Buying and storing vintage fabric
  • Think outside the fabric box.  Table linens, dressing table mats, handkerchiefs, sheets, tea towels, pillowcases, aprons, curtains, cushion covers- all make good vintage fabric sources.  I never find bolts of vintage fabric when I am scrabbling in a pile of rags at a market but I find lots of napkins and linen coasters- many unused with hand embroidered motifs- they can all be used and will add a unique feature to your makes. Look out for other sewing paraphernalia too like threads, fastenings and buttons that you may want to display or use in your sewing.


  • Beware of sunlight. Beware of fabric stacked on open shelves.  Fabric does look pretty stacked in colour order on a bookcase but the sunlight will fade the colours and weaken the fibres and vintage fabrics are especially vulnerable.


  • Dip into your stash.   With the best prints being hard to come by, we often end up hoarding vintage fabric rather then using it.  The good news is a little can go along way.  Don’t use your last piece of your favourite vintage fabric to experiment with a new bag pattern- test the pattern with a less precious fabric first!  Many craft projects work with scraps and a teeny piece of your precious vintage stash is enough to lift and enhance whatever you are making and add a little touch of vintage charm.  Small pieces of your favourite prints also work well framed in mini embroidery hoops or tiny picture frames.
Caring for vintage fabrics

Where to buy

Online: eBay, Etsy, Folksy and vintage online specialists such as Donna Flower Vintage or Vintage Fabrics.  You may find a bargain online but be prepared to pay a bit more for someone who has found the fabric for you and has checked its quality and researched the design.
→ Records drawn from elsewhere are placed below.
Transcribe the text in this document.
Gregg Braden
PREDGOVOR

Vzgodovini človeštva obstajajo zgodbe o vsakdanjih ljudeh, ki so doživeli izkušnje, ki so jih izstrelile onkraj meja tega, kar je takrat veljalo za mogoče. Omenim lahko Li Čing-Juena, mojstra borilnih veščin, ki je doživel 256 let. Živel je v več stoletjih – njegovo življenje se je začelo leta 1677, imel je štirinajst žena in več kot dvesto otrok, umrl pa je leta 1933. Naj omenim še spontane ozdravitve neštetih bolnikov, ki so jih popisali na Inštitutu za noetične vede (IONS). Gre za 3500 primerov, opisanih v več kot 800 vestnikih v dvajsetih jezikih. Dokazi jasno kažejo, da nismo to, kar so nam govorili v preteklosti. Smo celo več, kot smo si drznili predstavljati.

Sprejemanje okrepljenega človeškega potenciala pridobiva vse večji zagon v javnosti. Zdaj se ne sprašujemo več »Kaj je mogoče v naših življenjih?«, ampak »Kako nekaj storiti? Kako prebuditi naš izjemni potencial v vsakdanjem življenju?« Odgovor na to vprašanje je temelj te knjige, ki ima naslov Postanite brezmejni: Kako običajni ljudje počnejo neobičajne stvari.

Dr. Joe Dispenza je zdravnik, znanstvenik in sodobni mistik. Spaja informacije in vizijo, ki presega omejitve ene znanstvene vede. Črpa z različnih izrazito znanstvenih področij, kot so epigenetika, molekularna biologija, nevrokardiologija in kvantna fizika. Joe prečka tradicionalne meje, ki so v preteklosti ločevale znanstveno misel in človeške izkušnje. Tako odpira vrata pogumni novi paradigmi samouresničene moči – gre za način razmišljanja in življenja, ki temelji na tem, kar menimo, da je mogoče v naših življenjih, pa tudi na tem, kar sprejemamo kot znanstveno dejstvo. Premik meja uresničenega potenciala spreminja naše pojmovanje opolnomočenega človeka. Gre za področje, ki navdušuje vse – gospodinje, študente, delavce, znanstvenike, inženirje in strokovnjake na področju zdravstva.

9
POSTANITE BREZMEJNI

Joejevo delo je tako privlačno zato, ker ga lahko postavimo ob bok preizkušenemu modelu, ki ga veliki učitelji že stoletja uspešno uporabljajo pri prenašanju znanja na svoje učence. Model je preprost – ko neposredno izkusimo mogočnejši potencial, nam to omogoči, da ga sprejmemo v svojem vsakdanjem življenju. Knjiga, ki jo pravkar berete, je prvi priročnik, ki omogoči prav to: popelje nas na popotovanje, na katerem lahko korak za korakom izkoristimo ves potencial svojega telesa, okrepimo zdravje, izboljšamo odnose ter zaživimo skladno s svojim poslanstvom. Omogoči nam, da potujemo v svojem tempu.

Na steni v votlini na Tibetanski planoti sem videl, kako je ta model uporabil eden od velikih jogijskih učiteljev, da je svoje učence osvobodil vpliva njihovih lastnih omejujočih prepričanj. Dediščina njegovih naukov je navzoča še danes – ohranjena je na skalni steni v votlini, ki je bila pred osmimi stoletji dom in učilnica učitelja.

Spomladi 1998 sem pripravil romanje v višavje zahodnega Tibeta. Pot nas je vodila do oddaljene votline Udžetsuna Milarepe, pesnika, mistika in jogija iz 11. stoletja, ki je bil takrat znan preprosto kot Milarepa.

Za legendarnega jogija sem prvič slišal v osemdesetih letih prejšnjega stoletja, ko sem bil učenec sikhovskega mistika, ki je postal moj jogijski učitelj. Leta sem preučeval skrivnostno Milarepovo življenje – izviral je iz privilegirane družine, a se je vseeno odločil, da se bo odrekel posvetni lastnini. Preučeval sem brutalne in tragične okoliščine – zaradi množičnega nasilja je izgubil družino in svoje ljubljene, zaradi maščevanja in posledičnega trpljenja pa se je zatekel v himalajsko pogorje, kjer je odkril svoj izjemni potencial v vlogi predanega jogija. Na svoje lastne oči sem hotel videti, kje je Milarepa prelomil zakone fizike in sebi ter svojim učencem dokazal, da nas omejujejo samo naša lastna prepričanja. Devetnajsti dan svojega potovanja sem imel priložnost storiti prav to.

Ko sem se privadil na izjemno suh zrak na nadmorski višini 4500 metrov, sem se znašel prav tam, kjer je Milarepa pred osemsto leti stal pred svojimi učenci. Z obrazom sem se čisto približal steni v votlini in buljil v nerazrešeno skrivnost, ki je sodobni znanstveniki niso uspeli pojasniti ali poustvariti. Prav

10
Carboot sales, church sales, friends clearing out, jumble sales and charity shops are all good sources for vintage textiles but they are often full of other people looking for the same thing!  Be prepared to get there early or visit frequently. Jumble sales in more rural and remote areas can be more fruitful than those in well-populated cities.  Vintage shops, fabric fairs and rag markets have sprung up in the last few years and many sell sewing paraphernalia. Prices tend to be on the high side but you may find a bargain. 

Building your vintage stash takes time.  I’ve collected my vintage fabrics over many years.   Swapping small pieces with sewing friends is a great way to increase variety.  Remember, you don’t need yards and yards of fabric; just a small collection of vintage scraps can greatly enrich your stash and add an individual touch to your projects.